Quand le landeronnais David Enfrein, alias TERRIER, arrive avec quasiment une heure de retard à notre interview à Bourges à l’occasion de sa prestation pour les Inouïs du Printemps (dont il a rejoint la promotion 2020, tout comme Danyl – relire notre portrait), trois médias et journalistes l’attendent déjà, micro à la main.
Pour un tout jeune artiste qui n’a dévoilé que deux morceaux à ce jour et présentant “un de ses premiers concerts post-confinement”, ça pourrait sembler un peu précipité. Pourtant, il n’y a qu’à écouter le travail de cet évadé punk, converti récemment dans le slam et débitant des hymnes à la voix écorchée (comme sa Traversée Punk) pour rapidement changer d’avis. Alors, que les fans inconditionnels du (feu) collectif FAUVE préparent leurs vocalises, il se pourrait qu’ils aient trouvé en lui leur nouvelle coqueluche !
Plus populaire que pop
Avec son uniforme, un bob Dickies de skater et un maillot de foot tricolore, Terrier résume assez bien l’âme qui habite sa musique : cool et populaire : “j’adore le foot, c’est un sport populaire où tu fais passer plein d’idées et de messages, même si je déteste le business qui l’accompagne, c’est dégueulasse, ça pue”. Quant à son profil instagram rayonnant de… N&B, il traduit très bien la sombre mélancolie qui lui colle au maillot : “je suis pas très couleur, désolée JULIEN GRANEL ! Après mon univers n’est pas entièrement dark, je suis porté par l’émotion de la mélancolie”.

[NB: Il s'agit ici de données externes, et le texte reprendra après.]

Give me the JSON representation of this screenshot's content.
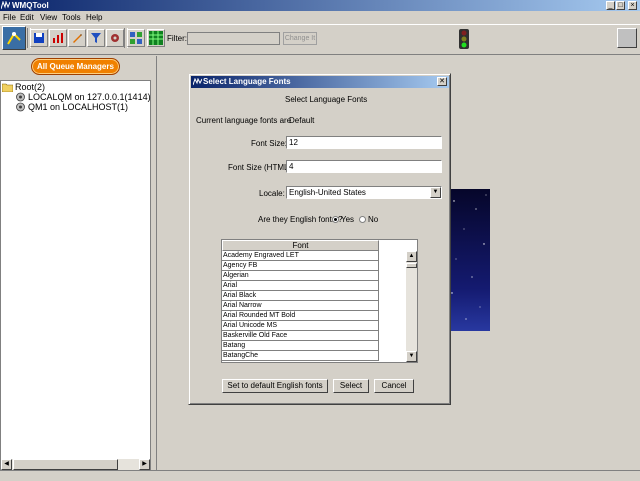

Ce spleen urbain qui lui va si bien, il le doit à ce qu’il nomme non sans ironie son “déracinement vers un pays étranger où tout est un peu moins coloré”, comprendre son départ vers PARIS ! Confessant ses origines vendéennes et son AESD* pour le FC Nantes (“J’étais à leur dernier sacre comme Champions de France en 2001, je courais sur le terrain, j’avais 6 ans”), cet autodidacte fait ainsi ses débuts de musicien à la SMAC** de La Roche-Sur-Yon, au Fuzz’Yon : “ils étaient là au tout début à mes côtés !”
De Lustucru à Terrier
Ce n’est pourtant pas sur ses terres natales que le projet TERRIER prend forme, mais bien sur le tard, après des débuts professionnels comme Perchman, puis dans la musique à l’image :“je faisais de la perche sur des clips de pub ou de téléfilms”. Sur un tournage, David fait une rencontre déterminante avec celui qui deviendra son “meilleur pote, son coloc” et son alter égo : Tim Aknine. L’un s’est fadé 15 ans de conservatoire et de piano, quand l’autre est un pur jus anti-scolaire : ensemble ils signent des musiques de pub “pour le fun”, puis de plus en plus sérieusement, comme David nous le raconte non sans humour :
“Un jour, un de nos potes réalisateur, nous a proposé de faire une musique de pub pour LUSTUCRU Algérie. Personne n’avait de thune, ni ne voulait la faire. Nous, on était chaud, on a fait ça un dimanche, ça a plu. Puis, il nous ont rappelé mais avec du budget cette fois, et ça a pris…”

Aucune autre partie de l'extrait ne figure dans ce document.